Egypt are the opposite profile: 1.4 xG, 15.7 shots and 61% possession per game, with Marmoush, Zico, Trezeguet and Ashour offering several scoring routes. But the cracks are real. They conceded in all three group games, leaned on Shobeir's penalty save against Iran, and now face serious injury doubts. Salah is managing a hamstring strain, Fatouh's hamstring tear likely rules him out, and Abdelmonem's ankle is uncertain. A reshuffled left side is exactly where Australia's wing-backs can probe.
Australia carry the burden of history, never having won a World Cup knockout. Egypt just reached their first ever. Both arrive nervous, both arrive tired.
Match prediction and possible scenario after 90 minutes
I expect Egypt to own the ball and Australia to absorb, exactly as the introduction hinted. Popovic will slow the tempo, accept long spells without possession and wait for transitions or a Souttar header. Egypt will pin them back, but a Salah at half-fitness or absent flattens their final-third quality. A 0-0 or 1-0 feels far more probable than a flurry of goals, which is why Under 2.5 at 1.44 is the cleanest read of the night.
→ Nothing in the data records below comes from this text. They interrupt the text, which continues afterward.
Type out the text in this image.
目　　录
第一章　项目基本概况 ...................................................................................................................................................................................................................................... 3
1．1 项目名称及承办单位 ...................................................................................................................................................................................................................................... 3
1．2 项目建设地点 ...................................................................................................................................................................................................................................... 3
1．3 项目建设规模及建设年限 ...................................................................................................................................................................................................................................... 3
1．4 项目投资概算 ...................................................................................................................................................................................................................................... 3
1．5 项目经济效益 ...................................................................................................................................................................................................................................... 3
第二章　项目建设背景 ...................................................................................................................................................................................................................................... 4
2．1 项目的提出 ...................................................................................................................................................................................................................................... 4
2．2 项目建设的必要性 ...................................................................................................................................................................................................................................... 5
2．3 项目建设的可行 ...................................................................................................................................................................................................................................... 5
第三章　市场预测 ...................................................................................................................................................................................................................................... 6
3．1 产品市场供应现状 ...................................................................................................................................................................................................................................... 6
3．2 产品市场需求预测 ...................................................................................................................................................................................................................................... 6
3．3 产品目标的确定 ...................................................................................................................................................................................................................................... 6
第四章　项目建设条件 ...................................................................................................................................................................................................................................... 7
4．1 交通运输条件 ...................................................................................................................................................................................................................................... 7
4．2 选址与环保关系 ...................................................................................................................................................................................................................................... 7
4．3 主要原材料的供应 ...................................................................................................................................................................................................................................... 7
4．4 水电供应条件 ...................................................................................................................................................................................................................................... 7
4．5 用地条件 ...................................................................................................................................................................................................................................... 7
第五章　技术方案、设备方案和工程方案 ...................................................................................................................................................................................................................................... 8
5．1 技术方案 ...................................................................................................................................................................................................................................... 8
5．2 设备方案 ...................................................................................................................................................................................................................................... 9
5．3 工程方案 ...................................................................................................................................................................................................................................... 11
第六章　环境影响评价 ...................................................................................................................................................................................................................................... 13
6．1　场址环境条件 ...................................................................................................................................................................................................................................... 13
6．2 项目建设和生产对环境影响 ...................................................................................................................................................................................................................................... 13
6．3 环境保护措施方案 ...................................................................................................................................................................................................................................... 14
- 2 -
If it stays level, extra time favours Egypt's bench depth and individual class, with Marmoush the likely difference. On penalties, Shobeir's saved spot-kick against Iran gives Egypt a quiet edge.
My lean is Egypt to advance, with a cautious 0-1 in regular time. Main pick: Under 2.5 goals at 1.44. Alternative, with more risk attached to Salah's fitness, Egypt to win at 2.50.